Palestinian parents and educators fear this would obliterate and distort what their children are taught about society, history, and political narrative. They see this as distorting reality and facts, attempting only to teach the students the side of the story Israelis would have them learn.
Two protests were organized by parents’ committees, one at Beit Hania’s Silwan school and the other at al-Eman school. Parents waved signs at the protest, saying, “We have the right to choose our children’s books.” Others displayed the message, “Yes to the Palestinian curriculum” and “No to the distorted curriculum.”

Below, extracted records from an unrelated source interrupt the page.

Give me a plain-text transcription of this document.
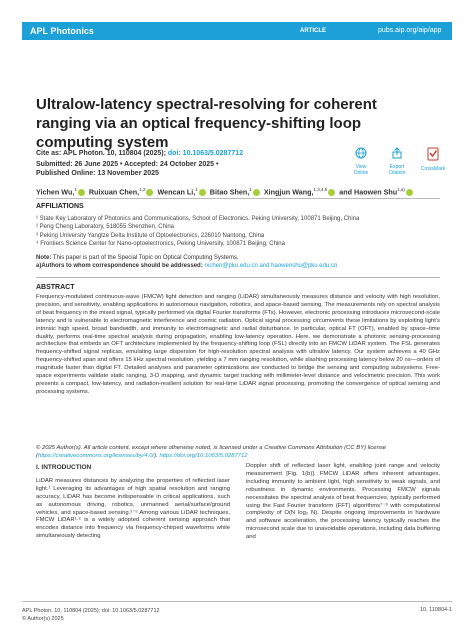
APL Photonics	ARTICLE	pubs.aip.org/aip/app
Ultralow-latency spectral-resolving for coherent ranging via an optical frequency-shifting loop computing system
Cite as: APL Photon. 10, 110804 (2025); doi: 10.1063/5.0287712
Submitted: 26 June 2025 • Accepted: 24 October 2025 •
Published Online: 13 November 2025
View Online
Export Citation
CrossMark
Yichen Wu,$^1$ Ruixuan Chen,$^{1,2}$ Wencan Li,$^1$ Bitao Shen,$^1$ Xingjun Wang,$^{1,3,4,5}$ and Haowen Shu$^{1,a)}$
AFFILIATIONS
¹ State Key Laboratory of Photonics and Communications, School of Electronics, Peking University, 100871 Beijing, China
² Peng Cheng Laboratory, 518055 Shenzhen, China
³ Peking University Yangtze Delta Institute of Optoelectronics, 226010 Nantong, China
⁴ Frontiers Science Center for Nano-optoelectronics, Peking University, 100871 Beijing, China
Note: This paper is part of the Special Topic on Optical Computing Systems.
a)Authors to whom correspondence should be addressed: rxchen@pku.edu.cn and haowenshu@pku.edu.cn
ABSTRACT
Frequency-modulated continuous-wave (FMCW) light detection and ranging (LiDAR) simultaneously measures distance and velocity with high resolution, precision, and sensitivity, enabling applications in autonomous navigation, robotics, and space-based sensing. The measurements rely on spectral analysis of beat frequency in the mixed signal, typically performed via digital Fourier transforms (FTs). However, electronic processing introduces microsecond-scale latency and is vulnerable to electromagnetic interference and cosmic radiation. Optical signal processing circumvents these limitations by exploiting light's intrinsic high speed, broad bandwidth, and immunity to electromagnetic and radial disturbance. In particular, optical FT (OFT), enabled by space–time duality, performs real-time spectral analysis during propagation, enabling low-latency operation. Here, we demonstrate a photonic sensing-processing architecture that embeds an OFT architecture implemented by the frequency-shifting loop (FSL) directly into an FMCW LiDAR system. The FSL generates frequency-shifted signal replicas, emulating large dispersion for high-resolution spectral analysis with ultralow latency. Our system achieves a 40 GHz frequency-shifted span and offers 15 kHz spectral resolution, yielding a 7 mm ranging resolution, while slashing processing latency below 20 ns—orders of magnitude faster than digital FT. Detailed analyses and parameter optimizations are conducted to bridge the sensing and computing subsystems. Free-space experiments validate static ranging, 3-D mapping, and dynamic target tracking with millimeter-level distance and velocimetric precision. This work presents a compact, low-latency, and radiation-resilient solution for real-time LiDAR signal processing, promoting the convergence of optical sensing and processing systems.
© 2025 Author(s). All article content, except where otherwise noted, is licensed under a Creative Commons Attribution (CC BY) license (https://creativecommons.org/licenses/by/4.0/). https://doi.org/10.1063/5.0287712
I. INTRODUCTION
LiDAR measures distances by analyzing the properties of reflected laser light.¹ Leveraging its advantages of high spatial resolution and ranging accuracy, LiDAR has become indispensable in critical applications, such as autonomous driving, robotics, unmanned aerial/surface/ground vehicles, and space-based sensing.²⁻⁵ Among various LiDAR techniques, FMCW LiDAR¹·⁶ is a widely adopted coherent sensing approach that encodes distance into frequency via frequency-chirped waveforms while simultaneously detecting
Doppler shift of reflected laser light, enabling joint range and velocity measurement [Fig. 1(b)]. FMCW LiDAR offers inherent advantages, including immunity to ambient light, high sensitivity to weak signals, and robustness in dynamic environments. Processing FMCW signals necessitates the spectral analysis of beat frequencies, typically performed using the Fast Fourier transform (FFT) algorithms⁷⁻⁹ with computational complexity of O(N log₂ N). Despite ongoing improvements in hardware and software acceleration, the processing latency typically reaches the microsecond scale due to unavoidable operations, including data buffering and
APL Photon. 10, 110804 (2025); doi: 10.1063/5.0287712
© Author(s) 2025
10, 110804-1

In an interview with WAFA News Agency, Ziad Shamali, head of the Union of Parents of Jerusalem Schools Students, said that “the official and popular position in Jerusalem is to refuse to teach our students in Jerusalem the Israeli curriculum, or the distorted curriculum. The message of the protests and the strike is clear: insistence on teaching the Palestinian curriculum in Jerusalem. This is a right guaranteed by international laws.”
Ahmad Safadi, speaking on behalf of the Palestinian teachers Union in Jerusalem, told WAFA that “the Jerusalem schools’ strike had a clear message that says no to the continuous assault on Palestinian awareness and identity.”

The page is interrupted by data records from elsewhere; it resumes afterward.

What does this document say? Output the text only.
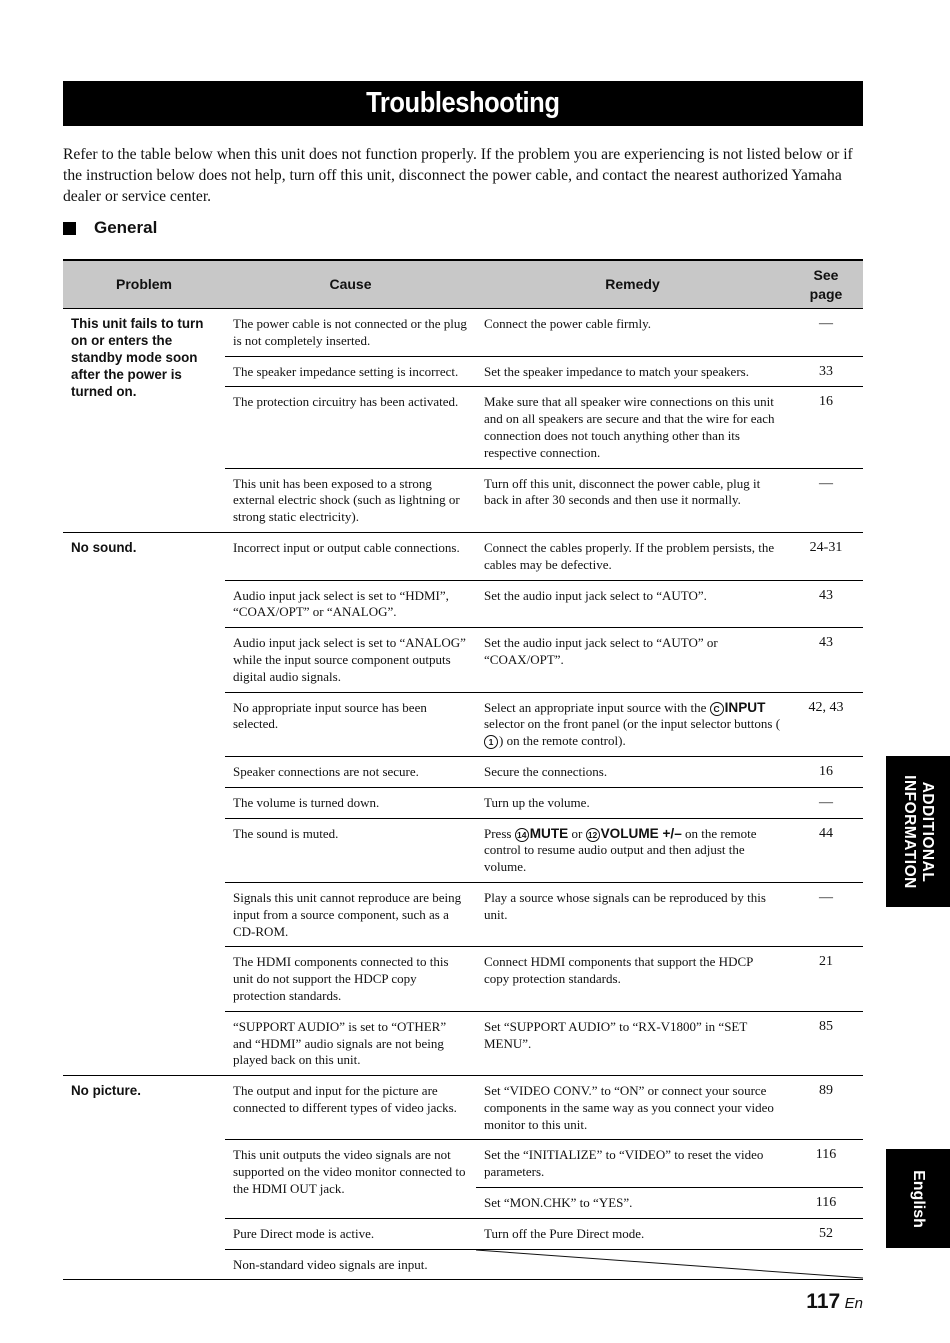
Troubleshooting

Refer to the table below when this unit does not function properly. If the problem you are experiencing is not listed below or if the instruction below does not help, turn off this unit, disconnect the power cable, and contact the nearest authorized Yamaha dealer or service center.

General
Problem	Cause	Remedy	See
page
This unit fails to turn on or enters the standby mode soon after the power is turned on.	The power cable is not connected or the plug is not completely inserted.	Connect the power cable firmly.	—
	The speaker impedance setting is incorrect.	Set the speaker impedance to match your speakers.	33
	The protection circuitry has been activated.	Make sure that all speaker wire connections on this unit and on all speakers are secure and that the wire for each connection does not touch anything other than its respective connection.	16
	This unit has been exposed to a strong external electric shock (such as lightning or strong static electricity).	Turn off this unit, disconnect the power cable, plug it back in after 30 seconds and then use it normally.	—
No sound.	Incorrect input or output cable connections.	Connect the cables properly. If the problem persists, the cables may be defective.	24-31
	Audio input jack select is set to “HDMI”, “COAX/OPT” or “ANALOG”.	Set the audio input jack select to “AUTO”.	43
	Audio input jack select is set to “ANALOG” while the input source component outputs digital audio signals.	Set the audio input jack select to “AUTO” or “COAX/OPT”.	43
	No appropriate input source has been selected.	Select an appropriate input source with the C INPUT selector on the front panel (or the input selector buttons (1 ) on the remote control).	42, 43
	Speaker connections are not secure.	Secure the connections.	16
	The volume is turned down.	Turn up the volume.	—
	The sound is muted.	Press 14 MUTE or 12 VOLUME +/– on the remote control to resume audio output and then adjust the volume.	44
	Signals this unit cannot reproduce are being input from a source component, such as a CD-ROM.	Play a source whose signals can be reproduced by this unit.	—
	The HDMI components connected to this unit do not support the HDCP copy protection standards.	Connect HDMI components that support the HDCP copy protection standards.	21
	“SUPPORT AUDIO” is set to “OTHER” and “HDMI” audio signals are not being played back on this unit.	Set “SUPPORT AUDIO” to “RX-V1800” in “SET MENU”.	85
No picture.	The output and input for the picture are connected to different types of video jacks.	Set “VIDEO CONV.” to “ON” or connect your source components in the same way as you connect your video monitor to this unit.	89
	This unit outputs the video signals are not supported on the video monitor connected to the HDMI OUT jack.	Set the “INITIALIZE” to “VIDEO” to reset the video parameters.	116
		Set “MON.CHK” to “YES”.	116
	Pure Direct mode is active.	Turn off the Pure Direct mode.	52
	Non-standard video signals are input.	
ADDITIONAL
INFORMATION
English
117 En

“The distorted curriculum is dangerous,” he continued. “It deletes all Palestinian symbols, such as the Palestinian flag, and distorts facts, such as using the name the Temple Mount as a substitute for the Al-Aqsa Mosque and the celebration of Israel’s so-called Independence Day as an alternative to activities to commemorate the Palestinian Nakba (1948 catastrophe). This intends to poison the Palestinian’s minds.”
He added, “The occupation authorities are waging a relentless war against the Palestinian education in Jerusalem, a war focused on identity and narrative, not only by imposing the distorted curriculum, but also they used other tools, such as preventing the restoration or Jerusalem schools or opening new Palestinian schools, or even adding classes for existing schools.”

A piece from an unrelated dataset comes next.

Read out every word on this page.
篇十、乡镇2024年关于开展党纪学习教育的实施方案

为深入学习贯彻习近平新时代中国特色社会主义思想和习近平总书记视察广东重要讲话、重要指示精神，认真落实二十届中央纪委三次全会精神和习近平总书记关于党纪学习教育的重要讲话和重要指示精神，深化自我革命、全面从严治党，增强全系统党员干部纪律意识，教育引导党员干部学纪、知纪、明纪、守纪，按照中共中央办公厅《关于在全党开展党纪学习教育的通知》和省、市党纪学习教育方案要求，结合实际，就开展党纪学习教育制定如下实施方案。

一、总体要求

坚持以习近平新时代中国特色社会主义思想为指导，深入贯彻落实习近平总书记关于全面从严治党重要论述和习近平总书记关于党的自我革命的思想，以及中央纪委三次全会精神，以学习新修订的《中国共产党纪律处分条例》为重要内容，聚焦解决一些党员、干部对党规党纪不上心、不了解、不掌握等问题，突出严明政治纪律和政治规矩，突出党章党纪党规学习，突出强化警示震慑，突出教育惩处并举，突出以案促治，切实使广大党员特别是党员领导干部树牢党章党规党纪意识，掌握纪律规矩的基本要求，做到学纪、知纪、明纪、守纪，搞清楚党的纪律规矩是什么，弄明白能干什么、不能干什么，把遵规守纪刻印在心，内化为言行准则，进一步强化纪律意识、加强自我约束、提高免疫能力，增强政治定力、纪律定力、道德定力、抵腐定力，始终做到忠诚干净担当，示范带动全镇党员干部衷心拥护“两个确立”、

Ahed al-Risheq, a member of the Fatah movement within Jerusalem, told WAFA that Monday’s strike was a “warning step, and if the occupation does not go back on the imposition of the distorted curriculum, there will be several other strikes until there is an open-ended general strike in the schools.”
Several Palestinian schools were warned by the Israeli Ministry of Education that their licenses would be revoked if Palestinian textbooks were found containing what it calls “inciting materials.” Last July, six schools throughout East Jerusalem lost their permanent licenses and were granted temporary ones that are only valid for 12 months. The justification for the license suspension was teaching “incitement in school books.”